Journées francophones de pathologie digestive (SNFGE)
du 17-21 mars 2007 à Lyon
L'EMPLOI, à visée thérapeutique, de la plante dont est extrait le cannabis, Cannabis sativa L. ou chanvre indien, est très ancien puisqu'il remonte à plus de 4 000 ans (pour la prise en charge de la migraine, de la douleur ou des crampes musculaires, par exemple). Le composé principal de la marijuana extraite de la plante, le D-9-tétrahydrocannabinol (THC) agit sur des récepteurs spécifiques cannabinoïdes. Deux de ces récepteurs ont été identifiés, clonés et séquencés : les récepteurs CB1, ou centraux et CB2, ou périphériques.
Les récepteurs CB1 sont principalement exprimés au niveau du système nerveux central alors que les récepteurs CB2 sont essentiellement présents au niveau du système immunitaire périphérique, notamment dans le tube digestif. Ils moduleraient des processus variés, comme l'inflammation et la douleur.
Des ligands endogènes lipidiques.
La découverte de ces récepteurs endogènes au cannabis, qui est une substance exogène, a conduit à l'identification de ligands endogènes lipidiques appelés endocannabinoïdes. La connaissance de la physiologie des récepteurs permet de mieux comprendre les phénomènes de dépendance et d'addiction, mais aussi d'envisager de nouvelles pistes neuropsychopharmacologiques.
Au niveau de l'intestin, le rôle physiologique du récepteur CB2, qui est essentiellement exprimé par les cellules immunitaires, reste inconnu. Pour l'explorer, il est possible d'étudier l'expression des récepteurs CB2 par réaction de polymérisation en chaîne quantitative et par immunohistochimie sur des biopsies isolées obtenues chez des patients atteints ou non de maladies inflammatoires chroniques de l'intestin (MICI). Cela permet de mieux comprendre le rôle physiopathologique des récepteurs CB2 chez ces patients. Par ailleurs, l'action préventive ou curative d'un ligand de ce récepteur, évaluée in vivo dans des modèles expérimentaux de colite, permet d'explorer l'implication du récepteur dans le contrôle de l'inflammation. Le rôle génétique du récepteur dans le contrôle de l'inflammation intestinale et la régulation des processus inflammatoires peuvent également être explorés avec des lignées cellulaires invalidées ou non pour le facteur de transcription NF-kB (Nuclear Factor kappa B »), qui régit de nombreux mécanismes cellulaires et qui est prépondérant dans les phénomènes inflammatoires. Les lignées cellulaires peuvent également être invalidées pour la kinase de stress Erk (Extracellular signal-Regulated Kinase).
Des pistes à explorer.
Au total, la transcription et la traduction du gène CB2 sont augmentées significativement dans les zones non inflammatoires de l'intestin des patients atteints de Maladie de Crohn. En revanche, cette augmentation n'est pas constatée chez les sujets atteints de rectocolite hémorragique.

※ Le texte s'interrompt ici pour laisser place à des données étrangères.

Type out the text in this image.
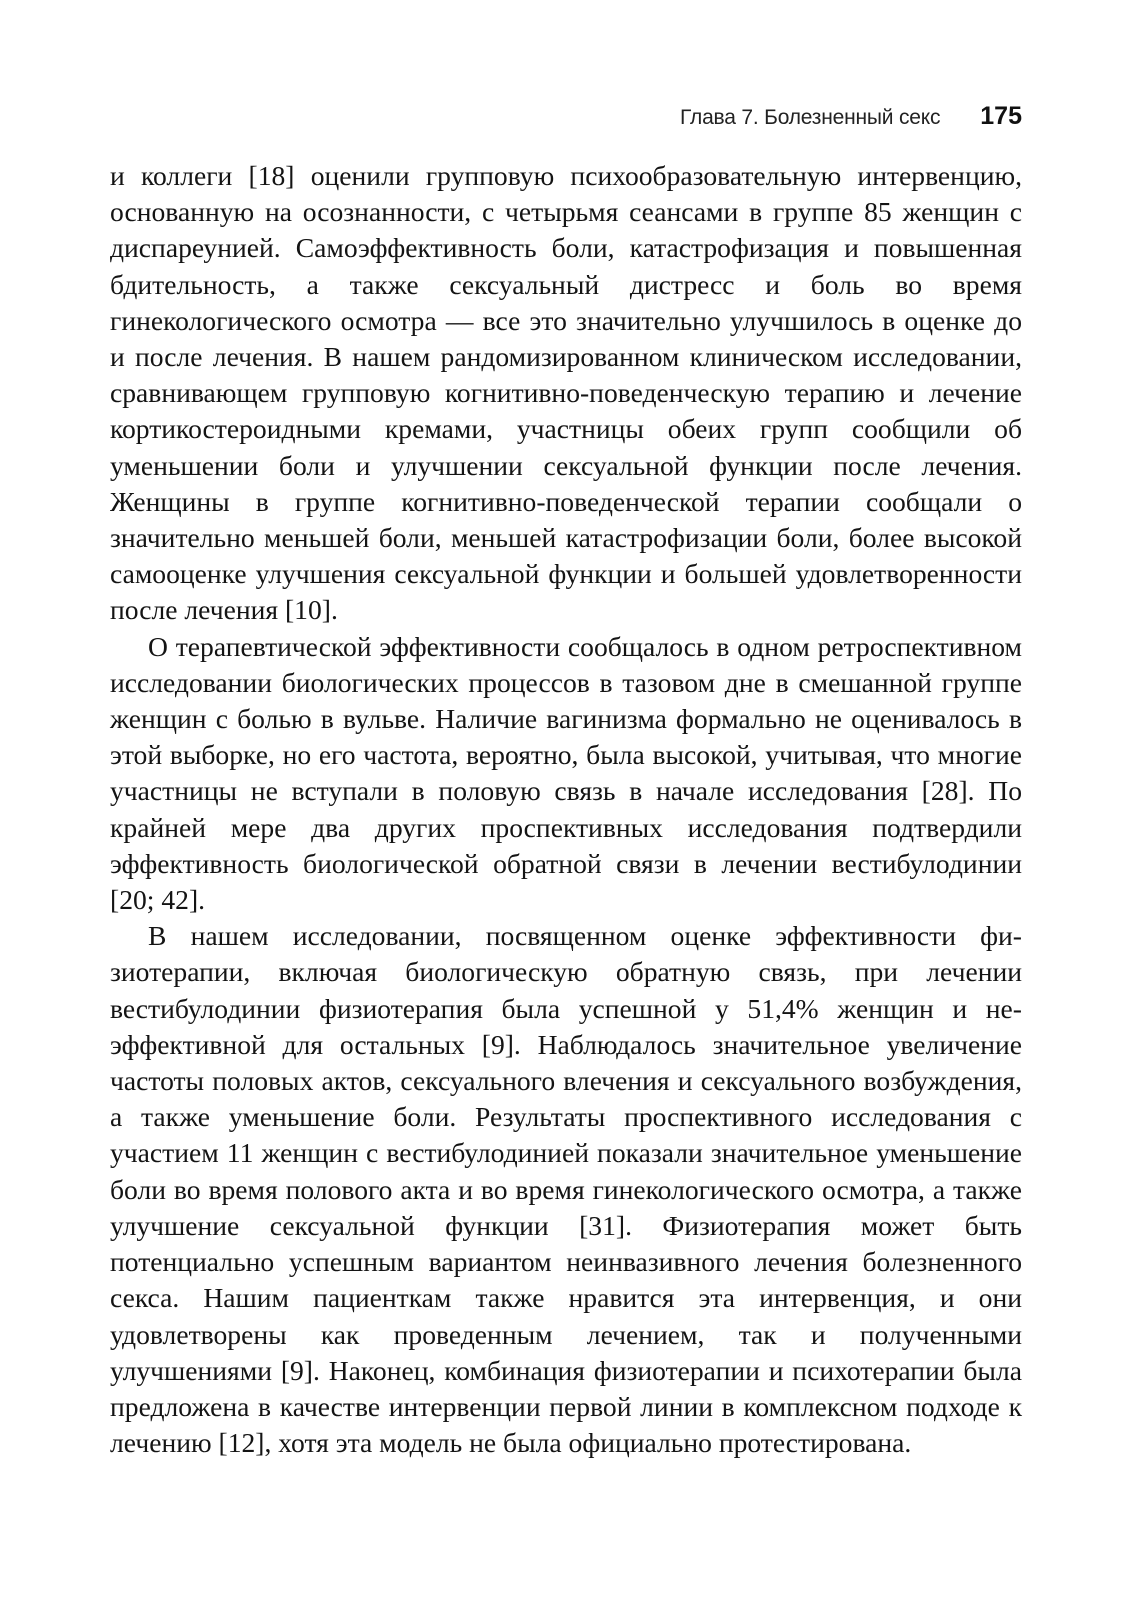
Глава 7. Болезненный секс 175

и коллеги [18] оценили групповую психообразовательную интервенцию, основанную на осознанности, с четырьмя сеансами в группе 85 женщин с диспареунией. Самоэффективность боли, катастрофизация и повышенная бдительность, а также сексуальный дистресс и боль во время гинекологического осмотра — все это значительно улучшилось в оценке до и после лечения. В нашем рандомизированном клиническом исследовании, сравнивающем групповую когнитивно-поведенческую терапию и лечение кортикостероидными кремами, участницы обеих групп сообщили об уменьшении боли и улучшении сексуальной функции после лечения. Женщины в группе когнитивно-поведенческой терапии сообщали о значительно меньшей боли, меньшей катастрофизации боли, более высокой самооценке улучшения сексуальной функции и большей удовлетворенности после лечения [10].

О терапевтической эффективности сообщалось в одном ретроспективном исследовании биологических процессов в тазовом дне в смешанной группе женщин с болью в вульве. Наличие вагинизма формально не оценивалось в этой выборке, но его частота, вероятно, была высокой, учитывая, что многие участницы не вступали в половую связь в начале исследования [28]. По крайней мере два других проспективных исследования подтвердили эффективность биологической обратной связи в лечении вестибулодинии [20; 42].

В нашем исследовании, посвященном оценке эффективности физиотерапии, включая биологическую обратную связь, при лечении вестибулодинии физиотерапия была успешной у 51,4% женщин и неэффективной для остальных [9]. Наблюдалось значительное увеличение частоты половых актов, сексуального влечения и сексуального возбуждения, а также уменьшение боли. Результаты проспективного исследования с участием 11 женщин с вестибулодинией показали значительное уменьшение боли во время полового акта и во время гинекологического осмотра, а также улучшение сексуальной функции [31]. Физиотерапия может быть потенциально успешным вариантом неинвазивного лечения болезненного секса. Нашим пациенткам также нравится эта интервенция, и они удовлетворены как проведенным лечением, так и полученными улучшениями [9]. Наконец, комбинация физиотерапии и психотерапии была предложена в качестве интервенции первой линии в комплексном подходе к лечению [12], хотя эта модель не была официально протестирована.
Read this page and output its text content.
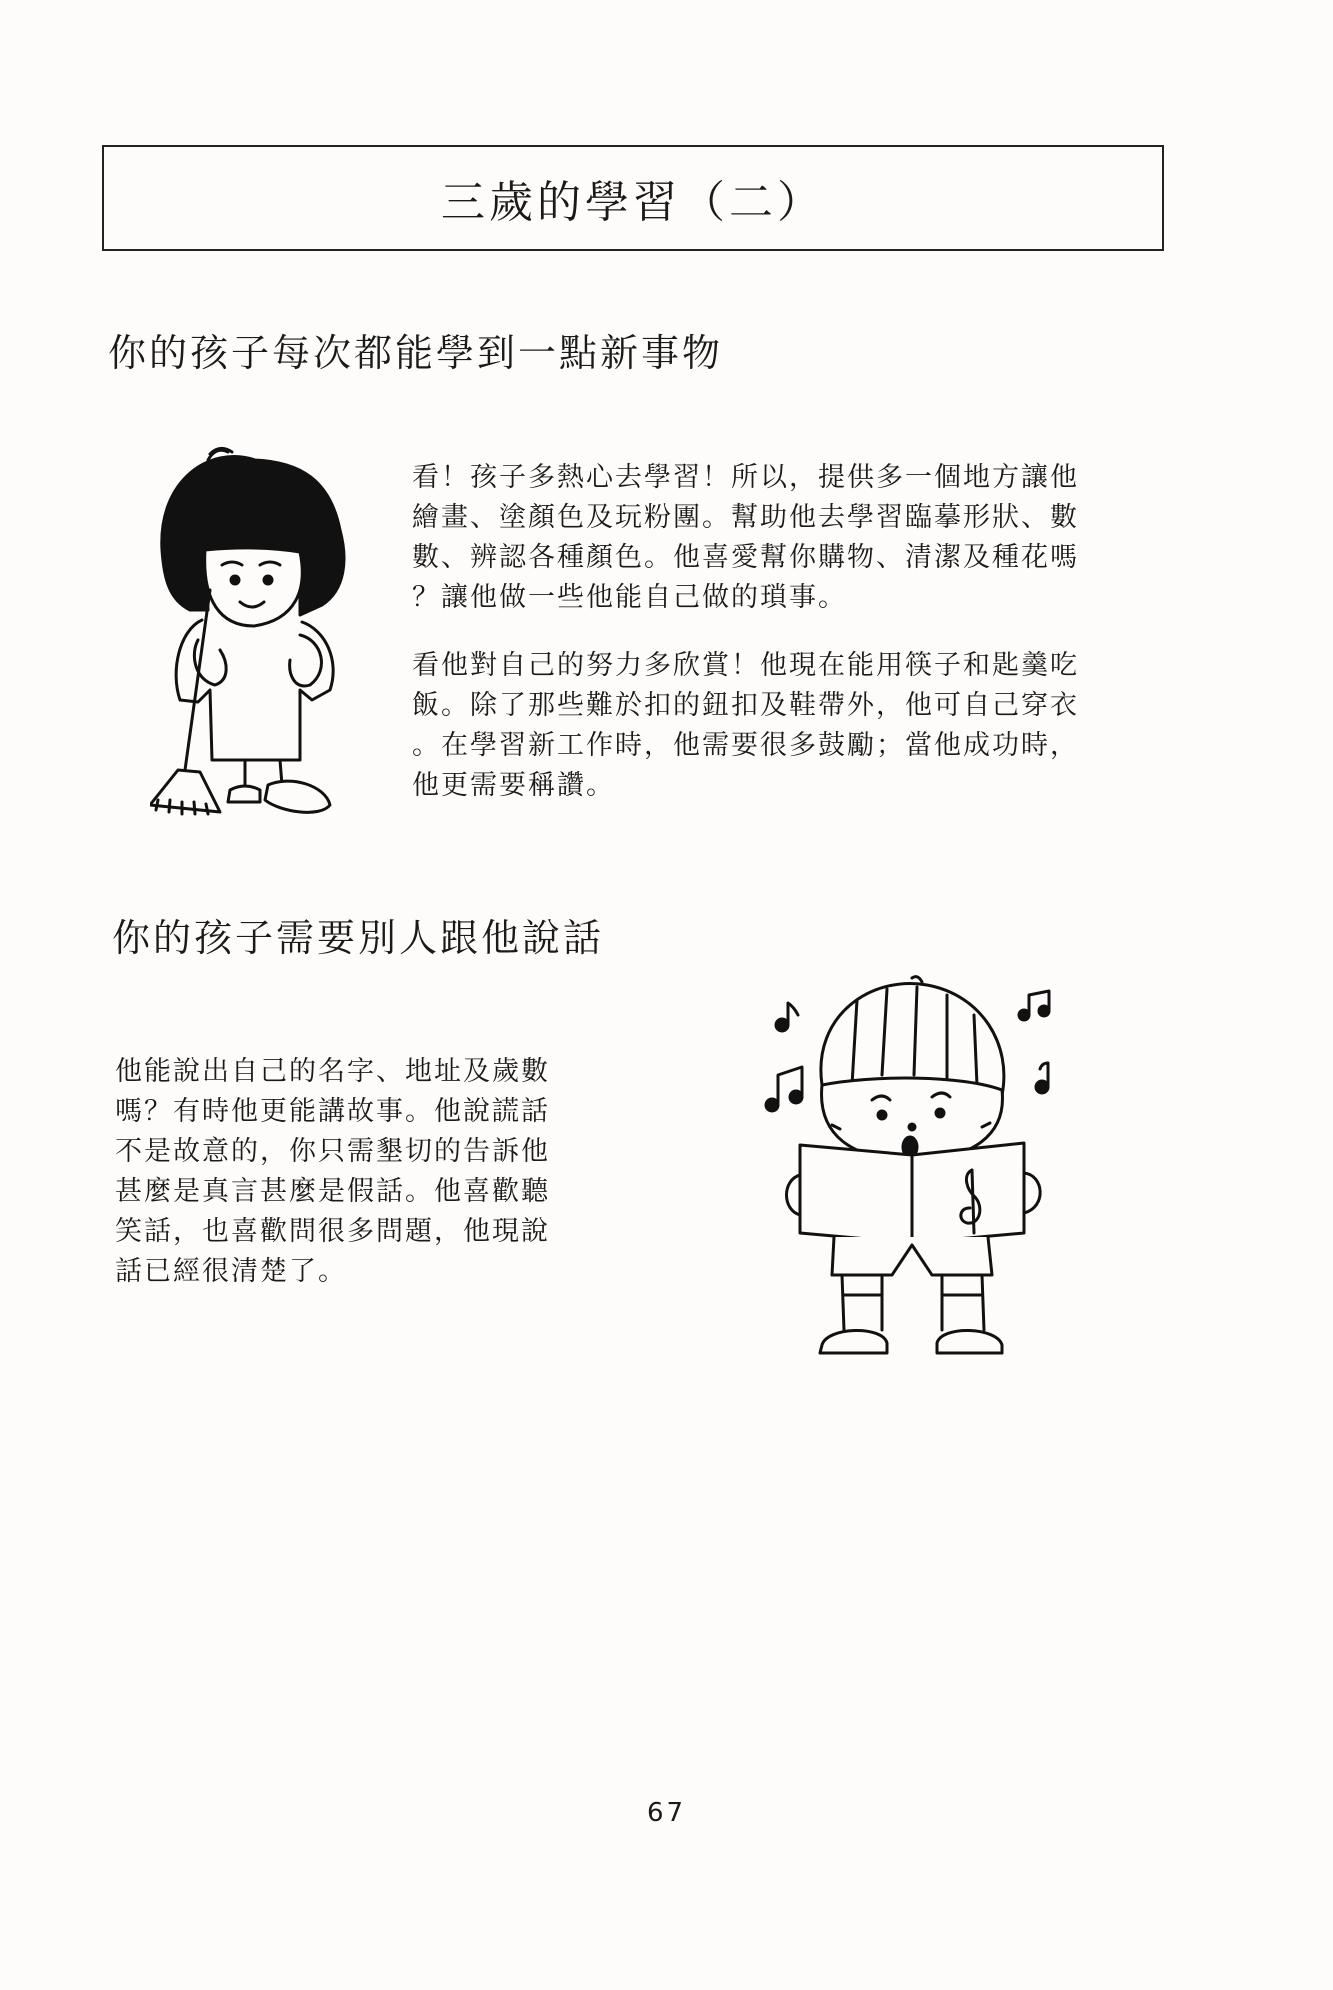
三歲的學習（二）
你的孩子每次都能學到一點新事物

看！孩子多熱心去學習！所以，提供多一個地方讓他
繪畫、塗顏色及玩粉團。幫助他去學習臨摹形狀、數
數、辨認各種顏色。他喜愛幫你購物、清潔及種花嗎
？讓他做一些他能自己做的瑣事。

看他對自己的努力多欣賞！他現在能用筷子和匙羹吃
飯。除了那些難於扣的鈕扣及鞋帶外，他可自己穿衣
。在學習新工作時，他需要很多鼓勵；當他成功時，
他更需要稱讚。

你的孩子需要別人跟他說話

他能說出自己的名字、地址及歲數
嗎？有時他更能講故事。他說謊話
不是故意的，你只需墾切的告訴他
甚麼是真言甚麼是假話。他喜歡聽
笑話，也喜歡問很多問題，他現說
話已經很清楚了。

67
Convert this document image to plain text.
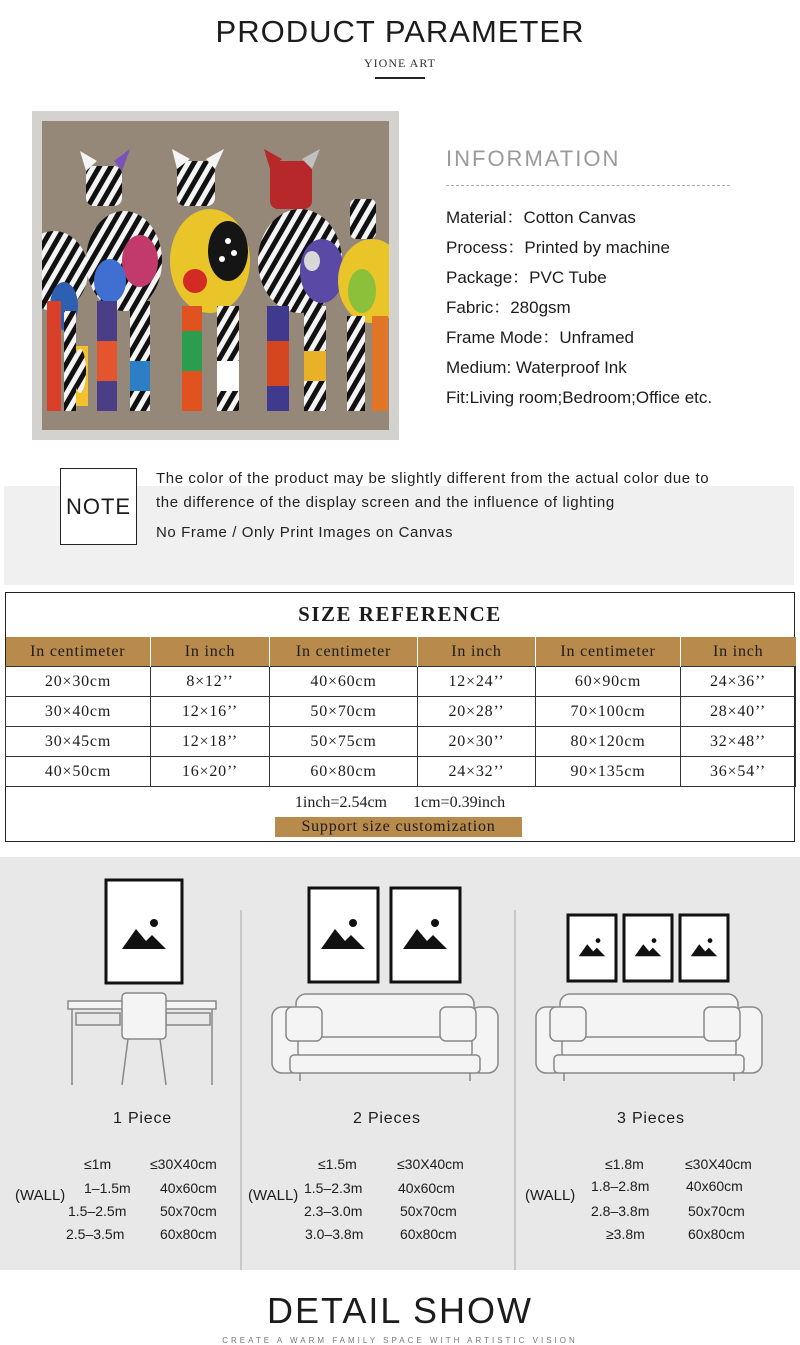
PRODUCT PARAMETER
YIONE ART
INFORMATION
Material：Cotton Canvas
Process：Printed by machine
Package：PVC Tube
Fabric：280gsm
Frame Mode：Unframed
Medium: Waterproof Ink
Fit:Living room;Bedroom;Office etc.
NOTE
The color of the product may be slightly different from the actual color due to
the difference of the display screen and the influence of lighting
No Frame / Only Print Images on Canvas
SIZE REFERENCE
In centimeter	In inch	In centimeter	In inch	In centimeter	In inch
20×30cm	8×12’’	40×60cm	12×24’’	60×90cm	24×36’’
30×40cm	12×16’’	50×70cm	20×28’’	70×100cm	28×40’’
30×45cm	12×18’’	50×75cm	20×30’’	80×120cm	32×48’’
40×50cm	16×20’’	60×80cm	24×32’’	90×135cm	36×54’’
1inch=2.54cm 1cm=0.39inch
Support size customization
1 Piece
(WALL)
≤1m	≤30X40cm
1–1.5m 40x60cm
1.5–2.5m 50x70cm
2.5–3.5m	60x80cm
2 Pieces
(WALL)
≤1.5m	≤30X40cm
1.5–2.3m	40x60cm
2.3–3.0m	50x70cm
3.0–3.8m	60x80cm
3 Pieces
(WALL)
≤1.8m	≤30X40cm
1.8–2.8m	40x60cm
2.8–3.8m	50x70cm
≥3.8m	60x80cm
DETAIL SHOW
CREATE A WARM FAMILY SPACE WITH ARTISTIC VISION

Par ailleurs, la colite expérimentale peut être atténuée par l'administration préventive et curative d'un ligand, le FE-200859. L'effet du ligand s'exprime à un triple niveau, macroscopique, histologique et sur les marqueurs de l'inflammation intestinale.
Chez des souris invalidées pour le récepteur CB2, une colite expérimentale se développe sur un mode plus nécrosant, sévère et diffus, et l'atteinte est rapidement fatale, par comparaison avec des souris témoins. Enfin, la stimulation du récepteur par le ligand FE-200859 (découvert par Ferring Research et licencié à Cara Therapeutics) s'accompagne in vivo d'une diminution du recrutement de cellules immunitaires, et in vitro, de la production de chimiokines dans une lignée de macrophages. Ces effets du ligand peuvent être atténués par l'utilisation d'un antagoniste spécifique et puissant du récepteur CB2, le SR 144528.
Ainsi, l'activation du récepteur cannabinoïde CB2, périphérique, exerce un puissant effet anti-inflammatoire in vivo et in vitro. L'emploi d'agonistes sélectifs pourrait être envisagé en thérapeutique en raison de leurs effets sur la motricité, la douleur abdominale et sur l'inflammation chez les malades atteints de maladies inflammatoires chroniques intestinales (MICI).
Communication du Pr Pierre Desreumaux, hôpital Claude-Huriez, Lille.